I’d say that Michaels was hard to read, not to understand. Most of what’s remarkable about him is straightforward: intelligence, ambition, executive ability, love of luxury, and a firm intent to keep his job. His one wrinkle is that this man who runs the show avoids going nose-to-nose with anyone. He doesn’t confront, he sidesteps; he doesn’t argue, he wraps you about in his loopity-loop sentences. That complication’s been well explained by Susan Morrison in her Lorne: The Man Who Invented Saturday Night Live, a nonintrusive but thorough biography that appeared last year. When he was 14, Michaels had a fight with his father, and his father very suddenly died later that night of a pulmonary embolism. Ever since Michaels has stepped carefully and obliquely while pursuing his lifelong goal of getting things his way.

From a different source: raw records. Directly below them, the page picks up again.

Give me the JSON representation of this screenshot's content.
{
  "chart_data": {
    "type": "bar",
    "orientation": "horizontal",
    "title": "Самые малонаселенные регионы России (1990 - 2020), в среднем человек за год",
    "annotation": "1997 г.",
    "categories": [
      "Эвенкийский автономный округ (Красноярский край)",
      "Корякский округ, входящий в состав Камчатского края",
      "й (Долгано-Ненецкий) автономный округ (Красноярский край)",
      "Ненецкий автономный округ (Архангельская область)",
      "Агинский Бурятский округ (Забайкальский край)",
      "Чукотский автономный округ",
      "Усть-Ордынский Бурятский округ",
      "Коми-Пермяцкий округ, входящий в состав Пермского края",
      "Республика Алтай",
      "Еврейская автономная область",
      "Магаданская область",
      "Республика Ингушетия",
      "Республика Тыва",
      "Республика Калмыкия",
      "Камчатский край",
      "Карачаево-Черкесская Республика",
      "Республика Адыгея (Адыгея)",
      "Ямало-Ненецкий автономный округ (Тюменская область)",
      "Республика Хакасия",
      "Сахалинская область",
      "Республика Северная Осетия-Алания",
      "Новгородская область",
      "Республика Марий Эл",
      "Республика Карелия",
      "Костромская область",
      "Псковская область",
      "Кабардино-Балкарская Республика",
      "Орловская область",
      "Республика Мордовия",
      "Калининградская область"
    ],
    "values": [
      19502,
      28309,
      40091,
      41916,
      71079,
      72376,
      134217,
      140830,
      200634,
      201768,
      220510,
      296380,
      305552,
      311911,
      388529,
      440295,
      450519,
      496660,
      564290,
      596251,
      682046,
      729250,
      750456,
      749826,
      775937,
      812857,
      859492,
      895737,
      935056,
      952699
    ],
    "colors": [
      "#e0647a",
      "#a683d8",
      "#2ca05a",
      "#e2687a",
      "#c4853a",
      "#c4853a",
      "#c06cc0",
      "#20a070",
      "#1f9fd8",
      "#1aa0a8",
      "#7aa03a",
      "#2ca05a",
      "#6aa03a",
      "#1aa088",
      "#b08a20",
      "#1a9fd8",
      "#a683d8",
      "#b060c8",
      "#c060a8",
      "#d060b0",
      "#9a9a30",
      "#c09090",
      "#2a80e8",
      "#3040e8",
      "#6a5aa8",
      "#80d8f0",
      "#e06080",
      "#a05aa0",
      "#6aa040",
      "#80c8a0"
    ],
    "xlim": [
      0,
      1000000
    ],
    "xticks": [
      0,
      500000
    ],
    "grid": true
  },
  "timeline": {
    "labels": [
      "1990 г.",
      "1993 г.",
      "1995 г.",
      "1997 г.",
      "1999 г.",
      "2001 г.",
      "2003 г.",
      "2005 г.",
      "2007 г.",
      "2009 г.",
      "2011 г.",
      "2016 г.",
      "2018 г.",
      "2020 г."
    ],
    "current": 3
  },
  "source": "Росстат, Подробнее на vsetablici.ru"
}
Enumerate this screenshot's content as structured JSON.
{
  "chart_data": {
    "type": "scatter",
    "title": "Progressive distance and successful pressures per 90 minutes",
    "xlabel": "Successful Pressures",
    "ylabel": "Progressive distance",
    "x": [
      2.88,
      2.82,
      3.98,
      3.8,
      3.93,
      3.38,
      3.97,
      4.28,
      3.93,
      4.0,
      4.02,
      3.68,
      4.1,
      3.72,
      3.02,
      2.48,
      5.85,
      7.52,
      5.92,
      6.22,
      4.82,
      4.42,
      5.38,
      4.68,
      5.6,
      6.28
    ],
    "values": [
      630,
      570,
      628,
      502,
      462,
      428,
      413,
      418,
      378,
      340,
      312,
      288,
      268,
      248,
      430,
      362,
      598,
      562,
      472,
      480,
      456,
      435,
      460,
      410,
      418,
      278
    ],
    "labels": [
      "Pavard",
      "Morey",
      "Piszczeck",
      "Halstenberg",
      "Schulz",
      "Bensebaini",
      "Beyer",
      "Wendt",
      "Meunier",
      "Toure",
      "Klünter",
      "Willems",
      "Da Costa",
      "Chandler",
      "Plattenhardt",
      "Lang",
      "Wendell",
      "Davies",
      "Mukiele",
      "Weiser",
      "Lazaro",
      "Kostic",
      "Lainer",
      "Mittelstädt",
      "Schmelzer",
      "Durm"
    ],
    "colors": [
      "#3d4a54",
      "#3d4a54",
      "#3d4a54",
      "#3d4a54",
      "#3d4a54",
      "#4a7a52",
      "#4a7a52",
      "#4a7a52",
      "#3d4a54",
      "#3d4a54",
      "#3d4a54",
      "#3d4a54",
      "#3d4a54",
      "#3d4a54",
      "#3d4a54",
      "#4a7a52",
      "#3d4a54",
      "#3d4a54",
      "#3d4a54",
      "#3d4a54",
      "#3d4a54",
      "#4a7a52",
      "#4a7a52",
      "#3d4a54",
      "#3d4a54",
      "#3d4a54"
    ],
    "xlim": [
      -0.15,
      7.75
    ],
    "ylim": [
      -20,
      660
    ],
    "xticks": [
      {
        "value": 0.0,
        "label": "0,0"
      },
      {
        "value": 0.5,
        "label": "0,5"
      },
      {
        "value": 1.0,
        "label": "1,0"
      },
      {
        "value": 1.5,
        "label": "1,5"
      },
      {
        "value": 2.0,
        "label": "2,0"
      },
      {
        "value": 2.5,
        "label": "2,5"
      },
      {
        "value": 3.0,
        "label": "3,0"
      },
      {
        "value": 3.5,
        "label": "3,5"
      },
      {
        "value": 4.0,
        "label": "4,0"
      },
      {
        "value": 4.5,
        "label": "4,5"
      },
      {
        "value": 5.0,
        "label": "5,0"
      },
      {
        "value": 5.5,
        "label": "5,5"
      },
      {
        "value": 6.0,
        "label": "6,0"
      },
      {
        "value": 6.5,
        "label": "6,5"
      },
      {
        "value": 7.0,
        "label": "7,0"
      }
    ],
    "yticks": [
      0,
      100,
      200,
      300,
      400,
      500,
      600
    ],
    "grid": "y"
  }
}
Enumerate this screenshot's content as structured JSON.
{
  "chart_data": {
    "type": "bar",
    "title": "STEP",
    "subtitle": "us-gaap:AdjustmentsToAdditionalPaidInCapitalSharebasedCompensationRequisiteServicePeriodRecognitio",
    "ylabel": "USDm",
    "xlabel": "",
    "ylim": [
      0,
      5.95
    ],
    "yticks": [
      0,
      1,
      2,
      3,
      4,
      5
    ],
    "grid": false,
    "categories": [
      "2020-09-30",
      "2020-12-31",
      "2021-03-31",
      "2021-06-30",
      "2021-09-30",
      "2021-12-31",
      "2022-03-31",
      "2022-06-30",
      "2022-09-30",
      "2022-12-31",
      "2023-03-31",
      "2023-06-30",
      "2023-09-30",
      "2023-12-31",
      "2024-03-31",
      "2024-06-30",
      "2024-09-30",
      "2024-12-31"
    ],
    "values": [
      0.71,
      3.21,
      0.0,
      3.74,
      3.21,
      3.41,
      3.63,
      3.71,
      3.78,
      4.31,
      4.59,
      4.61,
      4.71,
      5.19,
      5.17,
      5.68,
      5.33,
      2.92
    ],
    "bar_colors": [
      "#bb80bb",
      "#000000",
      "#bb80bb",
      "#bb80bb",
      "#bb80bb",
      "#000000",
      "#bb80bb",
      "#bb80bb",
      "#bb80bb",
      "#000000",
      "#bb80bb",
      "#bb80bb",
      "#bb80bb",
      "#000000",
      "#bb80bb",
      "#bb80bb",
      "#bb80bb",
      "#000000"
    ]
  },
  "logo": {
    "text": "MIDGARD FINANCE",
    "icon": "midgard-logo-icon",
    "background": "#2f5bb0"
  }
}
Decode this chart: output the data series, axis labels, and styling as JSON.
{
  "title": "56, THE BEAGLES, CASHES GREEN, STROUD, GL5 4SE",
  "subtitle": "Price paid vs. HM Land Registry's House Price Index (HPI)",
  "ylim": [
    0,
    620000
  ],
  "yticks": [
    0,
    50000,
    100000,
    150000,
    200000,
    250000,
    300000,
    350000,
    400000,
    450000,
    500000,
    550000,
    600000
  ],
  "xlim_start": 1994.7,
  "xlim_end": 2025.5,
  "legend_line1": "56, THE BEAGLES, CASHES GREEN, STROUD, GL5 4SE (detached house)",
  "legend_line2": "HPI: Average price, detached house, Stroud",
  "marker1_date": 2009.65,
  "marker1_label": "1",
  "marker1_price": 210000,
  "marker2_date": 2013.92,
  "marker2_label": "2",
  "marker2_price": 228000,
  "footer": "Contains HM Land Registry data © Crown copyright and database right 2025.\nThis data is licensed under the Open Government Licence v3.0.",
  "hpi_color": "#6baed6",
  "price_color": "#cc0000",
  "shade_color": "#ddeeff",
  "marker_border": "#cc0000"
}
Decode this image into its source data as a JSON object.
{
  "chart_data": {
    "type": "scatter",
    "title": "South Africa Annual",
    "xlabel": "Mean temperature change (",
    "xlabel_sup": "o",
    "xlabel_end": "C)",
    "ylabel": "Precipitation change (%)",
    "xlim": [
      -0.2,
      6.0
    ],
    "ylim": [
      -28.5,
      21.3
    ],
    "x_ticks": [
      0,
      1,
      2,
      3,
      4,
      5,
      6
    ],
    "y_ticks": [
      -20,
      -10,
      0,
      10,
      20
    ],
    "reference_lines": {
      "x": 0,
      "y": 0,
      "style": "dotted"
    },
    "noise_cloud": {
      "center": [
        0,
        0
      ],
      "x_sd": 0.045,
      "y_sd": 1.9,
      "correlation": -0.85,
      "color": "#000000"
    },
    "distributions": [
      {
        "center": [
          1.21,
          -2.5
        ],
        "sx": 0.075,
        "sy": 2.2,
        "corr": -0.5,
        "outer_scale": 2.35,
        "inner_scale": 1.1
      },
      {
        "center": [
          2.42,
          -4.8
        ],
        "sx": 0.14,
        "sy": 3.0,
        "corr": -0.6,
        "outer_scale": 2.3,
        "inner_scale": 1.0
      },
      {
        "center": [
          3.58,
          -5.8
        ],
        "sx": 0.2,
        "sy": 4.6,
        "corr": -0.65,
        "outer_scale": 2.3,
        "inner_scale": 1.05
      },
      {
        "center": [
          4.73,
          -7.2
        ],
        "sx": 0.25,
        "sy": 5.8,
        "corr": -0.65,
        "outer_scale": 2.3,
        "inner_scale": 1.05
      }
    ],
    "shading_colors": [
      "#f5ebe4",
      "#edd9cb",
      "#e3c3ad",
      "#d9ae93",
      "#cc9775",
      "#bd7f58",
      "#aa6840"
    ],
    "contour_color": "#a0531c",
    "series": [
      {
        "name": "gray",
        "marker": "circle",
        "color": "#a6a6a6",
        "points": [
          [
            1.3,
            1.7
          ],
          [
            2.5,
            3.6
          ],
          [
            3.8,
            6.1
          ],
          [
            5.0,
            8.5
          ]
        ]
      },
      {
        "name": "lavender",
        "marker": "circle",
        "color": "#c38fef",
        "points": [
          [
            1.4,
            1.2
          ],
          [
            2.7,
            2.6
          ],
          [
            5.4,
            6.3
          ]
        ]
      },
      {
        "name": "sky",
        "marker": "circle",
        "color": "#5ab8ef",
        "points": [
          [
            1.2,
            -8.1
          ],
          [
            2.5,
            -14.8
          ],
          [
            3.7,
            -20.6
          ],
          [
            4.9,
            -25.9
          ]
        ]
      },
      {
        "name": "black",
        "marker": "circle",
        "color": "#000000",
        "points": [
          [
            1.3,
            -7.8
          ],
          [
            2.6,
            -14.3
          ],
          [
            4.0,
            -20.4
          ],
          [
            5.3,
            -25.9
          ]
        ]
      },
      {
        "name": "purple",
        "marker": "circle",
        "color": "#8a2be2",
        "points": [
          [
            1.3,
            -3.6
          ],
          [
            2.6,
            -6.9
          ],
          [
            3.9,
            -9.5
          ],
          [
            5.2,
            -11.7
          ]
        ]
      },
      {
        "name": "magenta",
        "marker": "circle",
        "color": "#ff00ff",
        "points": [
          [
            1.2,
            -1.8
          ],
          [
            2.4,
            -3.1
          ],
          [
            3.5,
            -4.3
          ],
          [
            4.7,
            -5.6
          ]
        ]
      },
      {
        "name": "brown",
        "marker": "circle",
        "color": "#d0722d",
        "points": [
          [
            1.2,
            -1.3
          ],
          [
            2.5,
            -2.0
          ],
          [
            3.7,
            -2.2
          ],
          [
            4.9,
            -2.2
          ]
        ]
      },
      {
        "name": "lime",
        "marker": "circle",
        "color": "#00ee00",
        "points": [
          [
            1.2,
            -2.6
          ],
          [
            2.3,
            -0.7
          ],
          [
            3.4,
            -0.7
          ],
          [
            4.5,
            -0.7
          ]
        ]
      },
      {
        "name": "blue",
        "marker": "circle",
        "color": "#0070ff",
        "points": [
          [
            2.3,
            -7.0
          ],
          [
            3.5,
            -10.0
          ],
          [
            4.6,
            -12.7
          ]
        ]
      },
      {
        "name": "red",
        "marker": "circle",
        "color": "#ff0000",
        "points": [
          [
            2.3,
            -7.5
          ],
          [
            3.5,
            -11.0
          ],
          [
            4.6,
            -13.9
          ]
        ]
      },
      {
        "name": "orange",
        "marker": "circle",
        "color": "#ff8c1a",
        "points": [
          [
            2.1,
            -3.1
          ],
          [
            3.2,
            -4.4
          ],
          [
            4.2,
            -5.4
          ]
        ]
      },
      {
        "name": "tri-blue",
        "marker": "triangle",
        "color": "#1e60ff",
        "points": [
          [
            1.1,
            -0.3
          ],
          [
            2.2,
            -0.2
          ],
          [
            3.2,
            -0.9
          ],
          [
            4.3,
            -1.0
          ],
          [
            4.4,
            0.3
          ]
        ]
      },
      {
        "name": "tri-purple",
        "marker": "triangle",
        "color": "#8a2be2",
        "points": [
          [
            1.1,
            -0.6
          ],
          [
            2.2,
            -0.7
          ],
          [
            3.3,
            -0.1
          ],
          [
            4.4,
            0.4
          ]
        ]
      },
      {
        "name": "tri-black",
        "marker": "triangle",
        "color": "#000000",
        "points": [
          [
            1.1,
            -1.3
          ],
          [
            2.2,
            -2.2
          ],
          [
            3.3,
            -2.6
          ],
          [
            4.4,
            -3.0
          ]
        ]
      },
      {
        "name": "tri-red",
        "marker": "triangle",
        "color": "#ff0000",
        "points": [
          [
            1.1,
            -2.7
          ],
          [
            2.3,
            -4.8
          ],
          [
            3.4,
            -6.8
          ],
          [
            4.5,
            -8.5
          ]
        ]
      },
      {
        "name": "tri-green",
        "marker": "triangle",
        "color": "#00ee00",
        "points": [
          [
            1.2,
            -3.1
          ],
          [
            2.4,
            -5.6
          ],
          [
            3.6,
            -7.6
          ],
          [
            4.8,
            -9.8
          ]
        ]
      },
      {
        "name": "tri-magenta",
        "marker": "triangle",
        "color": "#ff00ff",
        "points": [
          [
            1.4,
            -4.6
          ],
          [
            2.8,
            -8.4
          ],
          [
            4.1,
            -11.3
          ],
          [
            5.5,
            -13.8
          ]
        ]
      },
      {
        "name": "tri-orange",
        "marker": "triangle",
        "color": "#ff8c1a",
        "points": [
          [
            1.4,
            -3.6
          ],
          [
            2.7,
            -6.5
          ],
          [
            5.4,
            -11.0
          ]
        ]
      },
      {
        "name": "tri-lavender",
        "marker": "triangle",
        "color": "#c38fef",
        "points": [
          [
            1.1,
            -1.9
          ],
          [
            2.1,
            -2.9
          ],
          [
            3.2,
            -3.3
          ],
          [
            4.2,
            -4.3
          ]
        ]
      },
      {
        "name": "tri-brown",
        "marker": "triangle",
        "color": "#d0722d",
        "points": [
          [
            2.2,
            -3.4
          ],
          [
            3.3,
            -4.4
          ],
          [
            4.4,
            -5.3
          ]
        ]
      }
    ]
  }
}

Lorne the documentary gets to this incident about two-thirds into the movie and deals with it at speed. Paul Simon, acting as a sort of major domo to the Lorne inner sanctum, gives us the bones and then we’re on to 30 Rock and how Jack is Tina Fey’s rendition of Lorne. The film does have a few moments of truth-baring, but they’re more for flavor. Ayo Edebiri is tense and prone to overburble when making conversation with Lorne, and the camera stays on the two as they finally look away from each other and sit there. The maître d’ of Lorne’s favorite restaurant is asked what the man orders and he answers with a cool bit of New Yawkah bravado: “It’s like Vegas. What happens here stays here.” This bit of color would’ve done fine on its own, but again the camera stays. Having delivered his line, he waits for a response and receives silence. So he twitches and we see it. Not much is revealed here except the moment-to-moment embarrassments of life, but it feels like truth is being served up.

For an old-timer, it’s striking that Chris Farley’s death is treated as a milestone while John Belushi’s gets no mention. Not that Belushi’s absence is a fault necessarily, but what a sign of our changing world. Lorne’s various wives or children aren’t mentioned either, which I suppose isn’t so much a gap as an indication of the movie’s intent. This is a movie about Lorne the boss. “Big Boss Man” plays us out (showbiz term) for the finishing credits, and Paul Simon’s the only person we hear from who isn’t an employee or some other work associate. Lorne doesn’t matter because of his writing or acting, he matters because of his work situation, and it’s one he created. The apparatus around Lorne Michaels delivers Saturday Night Live to the TV three times a month, eight months a year, and has been doing that (or similar numbers) since Reagan was president.

Michaels started the show and built the apparatus, and then he rebuilt it again after walking off. Now he’s kept things running and it’s 40 years plus. So there’s a film about him. Lorne’s about a manager, as in a man with employees. His work matters to everybody else, depending on their interest in the show, but the man himself matters to a smaller circle, namely the people who work for him. That’s where the sphinx business comes in. To them he’s a sphinx: he won’t laugh at auditions, he won’t come out and say you’re hired (“Are you good about moves?”). When you’re up for renewal, maybe he’ll let you dangle a bit before you get a call.

For the rest of us, he’s not such a sphinx. He’s a powerful, gifted man who isn’t all that considerate, and all right, he likes to hang back and weigh his options. But there’s no mystery, not unless he’s pondering a sketch and you wrote it. (Lorne pulls his chin. Then: “Vigor works when the audience knows it bought a ticket.” You panic—what?) But you can worry about that. The rest of us, for our purposes, find your boss predictable. He’ll put on your sketch about the menstruating hamburger, or some other sketch about a horny French fry (or a gameshow for ex-girlfriends, or suburban couples acting weird). He likes being in charge and making big money and he knows what he’s doing. The show will keep chugging along.